Editor’s note: In their book, “Data Science: Concepts and Practice,” authors Vijay Kotu and Bala Deshpande explain the core principles and applications of modern data science. Kotu is vice president of analytics at ServiceNow; Deshpande is a data scientist and consultant. This article, which focuses on primary applications of data science, is adapted with permission.
Data science problems can be broadly categorized into supervised or unsupervised learning models.
Supervised or directed data science tries to infer a function or relationship based on known (labeled) training data and uses this function to map new unknown (unlabeled) data—for example, predicting if a current customer will not return based on the behaviors of all customers who have left before. Supervised techniques predict the value of the output variables based on a set of input variables.
To do this, a data science model is developed from a training dataset where the values of input and output are previously known. The model generalizes the relationship between the input and output variables and uses it to predict for a dataset where only input variables are known. The output variable that is being predicted is also called a class label or target variable. Supervised data science needs a sufficient number of labeled records to learn the model from the data.
Unsupervised or undirected data science uncovers hidden patterns in unlabeled data. In unsupervised data science, there are no output variables to predict. The objective of this class of data science techniques is to find patterns in data based on the relationship between data points themselves. For example, clustering a group of documents based on the similarity of the content in those documents. An application can employ both supervised and unsupervised learners.

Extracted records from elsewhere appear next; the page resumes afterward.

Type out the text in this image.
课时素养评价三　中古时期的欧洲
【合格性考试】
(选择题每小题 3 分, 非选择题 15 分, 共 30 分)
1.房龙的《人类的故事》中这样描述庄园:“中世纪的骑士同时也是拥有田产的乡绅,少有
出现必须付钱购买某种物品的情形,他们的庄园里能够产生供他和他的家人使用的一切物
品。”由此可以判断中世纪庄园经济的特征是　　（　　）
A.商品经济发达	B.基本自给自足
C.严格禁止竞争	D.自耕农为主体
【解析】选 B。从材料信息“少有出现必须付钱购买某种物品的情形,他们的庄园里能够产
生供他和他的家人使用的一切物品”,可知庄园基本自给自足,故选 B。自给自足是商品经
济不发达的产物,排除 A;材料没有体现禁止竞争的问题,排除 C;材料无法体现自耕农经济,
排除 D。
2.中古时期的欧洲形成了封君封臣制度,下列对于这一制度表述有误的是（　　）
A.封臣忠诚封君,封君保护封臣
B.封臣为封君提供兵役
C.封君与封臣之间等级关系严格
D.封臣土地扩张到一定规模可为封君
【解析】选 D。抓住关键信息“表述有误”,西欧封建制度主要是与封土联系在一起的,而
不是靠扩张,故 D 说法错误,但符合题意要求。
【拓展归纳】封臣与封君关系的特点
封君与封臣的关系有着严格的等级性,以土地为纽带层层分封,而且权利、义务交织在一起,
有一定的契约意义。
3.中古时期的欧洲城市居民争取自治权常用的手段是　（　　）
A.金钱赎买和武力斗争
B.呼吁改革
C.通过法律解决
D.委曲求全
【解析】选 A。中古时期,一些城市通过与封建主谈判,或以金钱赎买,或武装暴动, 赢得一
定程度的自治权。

Data science problems can also be classified into tasks such as classification, regression, association analysis, clustering, anomaly detection, recommendation engines, feature selection, time series forecasting, deep learning, and text mining.

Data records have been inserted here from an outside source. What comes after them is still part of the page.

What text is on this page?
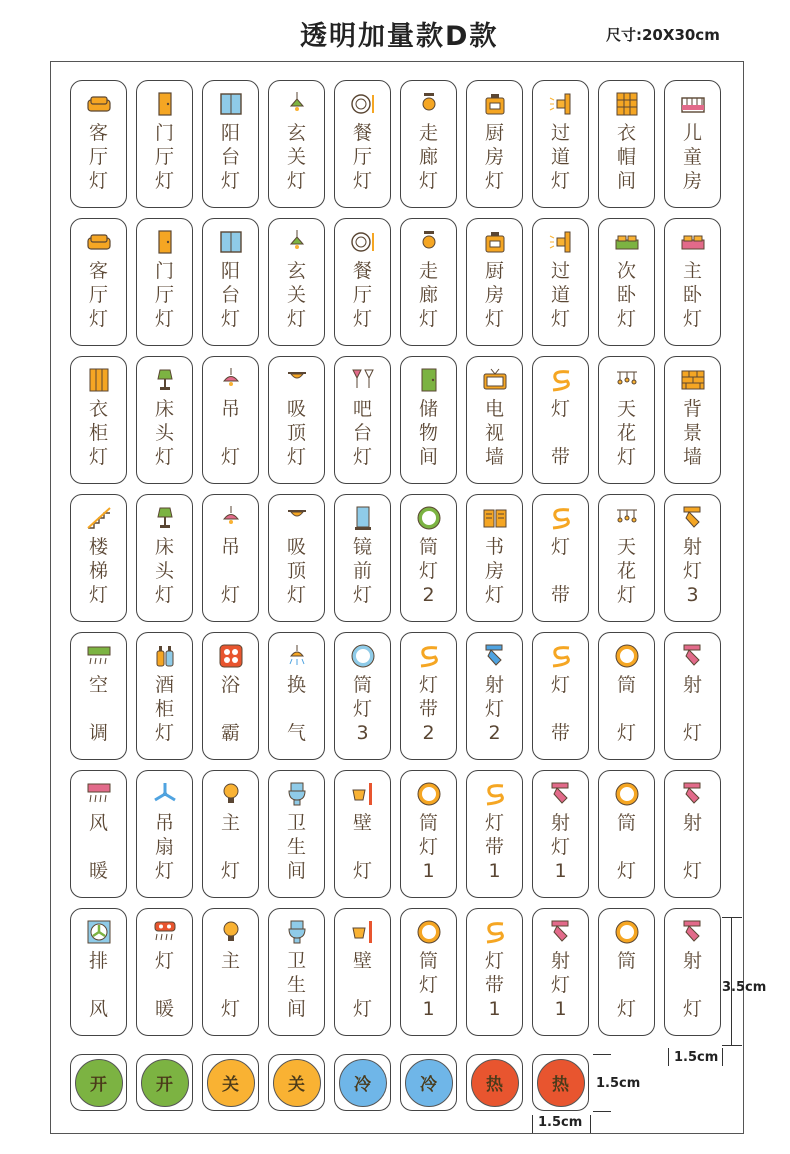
透明加量款D款	尺寸:20X30cm
客
厅
灯
门
厅
灯
阳
台
灯
玄
关
灯
餐
厅
灯
走
廊
灯
厨
房
灯
过
道
灯
衣
帽
间
儿
童
房
客
厅
灯
门
厅
灯
阳
台
灯
玄
关
灯
餐
厅
灯
走
廊
灯
厨
房
灯
过
道
灯
次
卧
灯
主
卧
灯
衣
柜
灯
床
头
灯
吊
灯
吸
顶
灯
吧
台
灯
储
物
间
电
视
墙
灯
带
天
花
灯
背
景
墙
楼
梯
灯
床
头
灯
吊
灯
吸
顶
灯
镜
前
灯
筒
灯
2
书
房
灯
灯
带
天
花
灯
射
灯
3
空
调
酒
柜
灯
浴
霸
换
气
筒
灯
3
灯
带
2
射
灯
2
灯
带
筒
灯
射
灯
风
暖
吊
扇
灯
主
灯
卫
生
间
壁
灯
筒
灯
1
灯
带
1
射
灯
1
筒
灯
射
灯
排
风
灯
暖
主
灯
卫
生
间
壁
灯
筒
灯
1
灯
带
1
射
灯
1
筒
灯
射
灯
开	开	关	关	冷	冷	热	热
3.5cm
1.5cm
1.5cm
1.5cm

- Classification and regression techniques predict a target variable based on input variables. The prediction is based on a generalized model built from a previously known dataset. In regression tasks, the output variable is numeric (e.g., the mortgage interest rate on a loan). Classification tasks predict output variables, which are categorical or polynomial (e.g., the yes or no decision to approve a loan).

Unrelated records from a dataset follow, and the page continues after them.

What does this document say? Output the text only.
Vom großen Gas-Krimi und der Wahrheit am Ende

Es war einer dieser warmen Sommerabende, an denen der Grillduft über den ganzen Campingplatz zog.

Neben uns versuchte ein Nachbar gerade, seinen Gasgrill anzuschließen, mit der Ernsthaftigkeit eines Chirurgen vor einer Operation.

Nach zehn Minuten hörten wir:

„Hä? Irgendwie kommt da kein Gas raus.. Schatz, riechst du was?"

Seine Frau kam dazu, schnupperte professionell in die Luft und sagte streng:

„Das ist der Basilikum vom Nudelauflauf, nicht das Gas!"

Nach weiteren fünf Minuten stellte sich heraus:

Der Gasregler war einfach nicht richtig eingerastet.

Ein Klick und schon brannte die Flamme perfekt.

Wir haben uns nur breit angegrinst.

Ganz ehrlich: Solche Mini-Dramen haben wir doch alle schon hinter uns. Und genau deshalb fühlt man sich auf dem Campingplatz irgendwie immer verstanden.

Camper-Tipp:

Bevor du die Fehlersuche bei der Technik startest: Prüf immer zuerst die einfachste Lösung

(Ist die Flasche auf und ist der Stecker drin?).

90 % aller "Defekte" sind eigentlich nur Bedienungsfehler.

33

- Deep learning is a machine learning subfield that involves the use of more sophisticated artificial neural networks. It’s increasingly used for classification and regression problems.
- Clustering is the process of identifying the natural groupings in a dataset. For example, clustering is helpful in finding natural clusters in customer datasets, which can be used for market segmentation. Since this is unsupervised technique, it is up to data scientists to investigate why these clusters are formed in the data and generalize the uniqueness of each cluster.
- Association analysis. In retail analytics, it is common to identify pairs of items that are purchased together, so those specific items can be bundled or placed next to each other. This task is called market basket analysis or association analysis, which is commonly used in cross-selling.
- Recommendation engines are the systems that recommend items to the users based on individual user preference.
- Anomaly or outlier detection identifies the data points that are significantly dif- ferent from other data points in a dataset. One common application is detecting credit card transaction fraud.
- Time series forecasting is the process of predicting the future value of a variable (e.g., temperature) based on past historical values that may exhibit a trend and seasonality.
- Text mining is a data science application where the input data is text in the form of documents, messages, emails, or web pages. To aid the data science on text data, the text files are first converted into document vectors where each unique word is an attribute. Once the text file is converted to document vectors, standard data science tasks such as classification, clustering, etc., can be applied.
- Feature selection is a process in which attributes in a dataset are reduced to a few attributes that really matter.
A complete data science application can contain elements of both supervised and unsupervised techniques. Unsupervised techniques provide an increased understanding of the dataset and hence, are sometimes called descriptive data science.
As an example of how both unsupervised and supervised data science can be combined in an application, consider the following scenario.
In marketing analytics, clustering can be used to find the natural clusters in customer records. Each customer is assigned a cluster label at the end of the clustering process. A labeled customer dataset can now be used to develop a model that assigns a cluster label for any new customer record with a supervised classification technique.